From Magnetic Turtles to Electric Fish
Our perception of the world, and how we interact with it, is a product of our sensory systems. These allow us to communicate, avoid danger, find food, and navigate around the environment. But other animals do not sense the world as we do - they have senses that are often quite alien to us. Martin Stevens, Professor of Sensory and Evolutionary Ecology, will introduce some of these remarkable senses, including ones that humans lack entirely, such as using magnetic information and detecting and even generating electricity. Even in familiar senses, such as vision, many species perceive information that we are blind to, including ultraviolet light. Examples ranging from birds and bees to turtles and fish show how widespread these remarkable sense are. But how do they work, and how do animals use them? And moreover, what do they reveal about the ecology and evolution of those that possess them?

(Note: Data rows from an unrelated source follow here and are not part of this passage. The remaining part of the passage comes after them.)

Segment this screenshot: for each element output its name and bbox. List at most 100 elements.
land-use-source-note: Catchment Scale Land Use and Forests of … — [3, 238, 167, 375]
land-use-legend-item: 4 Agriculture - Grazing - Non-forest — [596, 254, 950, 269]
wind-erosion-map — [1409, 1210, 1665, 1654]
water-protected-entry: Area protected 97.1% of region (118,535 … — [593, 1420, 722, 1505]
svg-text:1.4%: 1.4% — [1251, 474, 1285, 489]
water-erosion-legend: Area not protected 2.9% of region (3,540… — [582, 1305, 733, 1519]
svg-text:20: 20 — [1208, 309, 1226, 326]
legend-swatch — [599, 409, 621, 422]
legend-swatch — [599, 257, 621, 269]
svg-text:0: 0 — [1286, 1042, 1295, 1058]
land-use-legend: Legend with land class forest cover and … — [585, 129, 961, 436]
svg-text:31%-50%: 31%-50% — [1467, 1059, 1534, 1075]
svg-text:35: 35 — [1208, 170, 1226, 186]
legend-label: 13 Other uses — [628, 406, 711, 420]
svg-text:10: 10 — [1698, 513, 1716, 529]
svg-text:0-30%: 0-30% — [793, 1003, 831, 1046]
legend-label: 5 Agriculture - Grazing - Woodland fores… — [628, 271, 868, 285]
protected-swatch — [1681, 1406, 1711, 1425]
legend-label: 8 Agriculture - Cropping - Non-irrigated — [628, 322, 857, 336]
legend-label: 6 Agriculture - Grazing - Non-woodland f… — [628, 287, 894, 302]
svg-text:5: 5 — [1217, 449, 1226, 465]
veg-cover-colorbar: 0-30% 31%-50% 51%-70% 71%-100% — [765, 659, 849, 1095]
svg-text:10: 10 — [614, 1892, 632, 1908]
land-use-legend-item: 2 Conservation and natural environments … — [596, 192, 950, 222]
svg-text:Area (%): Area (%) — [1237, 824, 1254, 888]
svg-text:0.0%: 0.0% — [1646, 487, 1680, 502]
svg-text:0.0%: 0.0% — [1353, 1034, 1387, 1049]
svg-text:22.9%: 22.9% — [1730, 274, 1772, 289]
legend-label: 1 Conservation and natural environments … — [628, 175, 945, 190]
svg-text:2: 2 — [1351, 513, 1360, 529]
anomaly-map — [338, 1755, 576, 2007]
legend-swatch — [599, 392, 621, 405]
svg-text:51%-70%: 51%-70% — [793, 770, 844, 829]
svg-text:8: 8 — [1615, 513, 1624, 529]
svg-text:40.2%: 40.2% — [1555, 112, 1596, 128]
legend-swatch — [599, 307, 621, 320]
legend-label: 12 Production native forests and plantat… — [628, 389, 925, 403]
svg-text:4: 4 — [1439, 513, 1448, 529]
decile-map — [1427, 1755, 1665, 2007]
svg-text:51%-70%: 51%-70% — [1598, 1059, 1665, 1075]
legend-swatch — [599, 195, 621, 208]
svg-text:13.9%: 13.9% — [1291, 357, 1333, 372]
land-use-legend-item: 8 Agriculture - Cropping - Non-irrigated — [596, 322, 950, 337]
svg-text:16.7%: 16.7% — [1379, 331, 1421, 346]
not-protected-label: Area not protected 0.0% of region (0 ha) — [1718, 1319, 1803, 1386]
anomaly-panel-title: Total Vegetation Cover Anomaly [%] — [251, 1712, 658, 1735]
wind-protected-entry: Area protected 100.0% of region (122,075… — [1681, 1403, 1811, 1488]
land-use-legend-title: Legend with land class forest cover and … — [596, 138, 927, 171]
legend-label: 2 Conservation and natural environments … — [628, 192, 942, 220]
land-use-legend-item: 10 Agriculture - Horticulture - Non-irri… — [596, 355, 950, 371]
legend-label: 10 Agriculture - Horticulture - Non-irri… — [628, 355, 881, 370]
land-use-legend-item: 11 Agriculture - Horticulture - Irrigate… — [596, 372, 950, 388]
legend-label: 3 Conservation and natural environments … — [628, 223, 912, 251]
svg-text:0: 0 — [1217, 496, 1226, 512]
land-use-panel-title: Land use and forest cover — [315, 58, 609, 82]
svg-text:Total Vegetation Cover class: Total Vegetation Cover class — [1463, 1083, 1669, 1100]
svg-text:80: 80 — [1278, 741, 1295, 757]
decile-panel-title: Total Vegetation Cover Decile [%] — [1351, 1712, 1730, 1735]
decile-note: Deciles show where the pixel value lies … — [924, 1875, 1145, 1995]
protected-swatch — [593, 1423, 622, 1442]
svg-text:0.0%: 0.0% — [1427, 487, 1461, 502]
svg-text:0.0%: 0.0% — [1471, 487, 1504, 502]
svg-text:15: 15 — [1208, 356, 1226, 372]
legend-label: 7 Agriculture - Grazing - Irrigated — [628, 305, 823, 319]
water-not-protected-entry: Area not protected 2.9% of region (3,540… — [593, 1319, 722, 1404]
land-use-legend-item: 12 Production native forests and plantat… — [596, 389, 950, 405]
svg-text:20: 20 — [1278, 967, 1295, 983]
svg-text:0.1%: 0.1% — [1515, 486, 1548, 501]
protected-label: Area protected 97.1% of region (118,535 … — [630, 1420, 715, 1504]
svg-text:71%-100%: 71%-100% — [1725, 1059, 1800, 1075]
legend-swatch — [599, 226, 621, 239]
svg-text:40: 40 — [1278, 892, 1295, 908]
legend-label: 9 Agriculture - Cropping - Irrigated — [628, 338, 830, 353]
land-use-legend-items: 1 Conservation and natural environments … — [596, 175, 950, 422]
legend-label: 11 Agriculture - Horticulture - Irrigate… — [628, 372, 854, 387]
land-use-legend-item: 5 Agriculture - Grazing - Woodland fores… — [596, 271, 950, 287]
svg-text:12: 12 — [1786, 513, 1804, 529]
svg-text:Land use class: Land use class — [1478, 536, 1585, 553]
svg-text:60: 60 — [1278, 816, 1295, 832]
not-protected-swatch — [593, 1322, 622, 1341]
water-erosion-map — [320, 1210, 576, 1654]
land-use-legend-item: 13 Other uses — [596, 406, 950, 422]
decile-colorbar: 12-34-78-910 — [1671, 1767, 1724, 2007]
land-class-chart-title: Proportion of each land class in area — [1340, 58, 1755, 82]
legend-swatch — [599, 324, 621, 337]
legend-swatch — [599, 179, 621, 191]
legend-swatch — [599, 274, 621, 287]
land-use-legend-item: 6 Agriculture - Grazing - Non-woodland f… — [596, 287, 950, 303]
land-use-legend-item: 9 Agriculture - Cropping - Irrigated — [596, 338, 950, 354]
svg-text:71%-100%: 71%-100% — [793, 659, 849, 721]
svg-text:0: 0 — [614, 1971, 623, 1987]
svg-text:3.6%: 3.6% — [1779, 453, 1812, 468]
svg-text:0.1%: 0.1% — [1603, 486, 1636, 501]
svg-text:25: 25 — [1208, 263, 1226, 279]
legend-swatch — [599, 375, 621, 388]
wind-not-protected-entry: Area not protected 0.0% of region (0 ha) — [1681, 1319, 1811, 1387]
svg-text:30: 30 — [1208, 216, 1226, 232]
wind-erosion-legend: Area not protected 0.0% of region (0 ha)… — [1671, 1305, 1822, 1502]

Martin Stevens is Professor of Sensory and Evolutionary Ecology at the University of Exeter in Cornwall, UK. He did his PhD at the University of Bristol, before spending several years as a research fellow at Cambridge University, before moving to Exeter. His research investigates how animals use their senses, especially vision and adaptive coloration to communicate, avoid predators, and find food. He has published over 120 scientific articles, and three books, including one on animal senses and Cheats and Deceits (2016), a popular science book on deception in nature.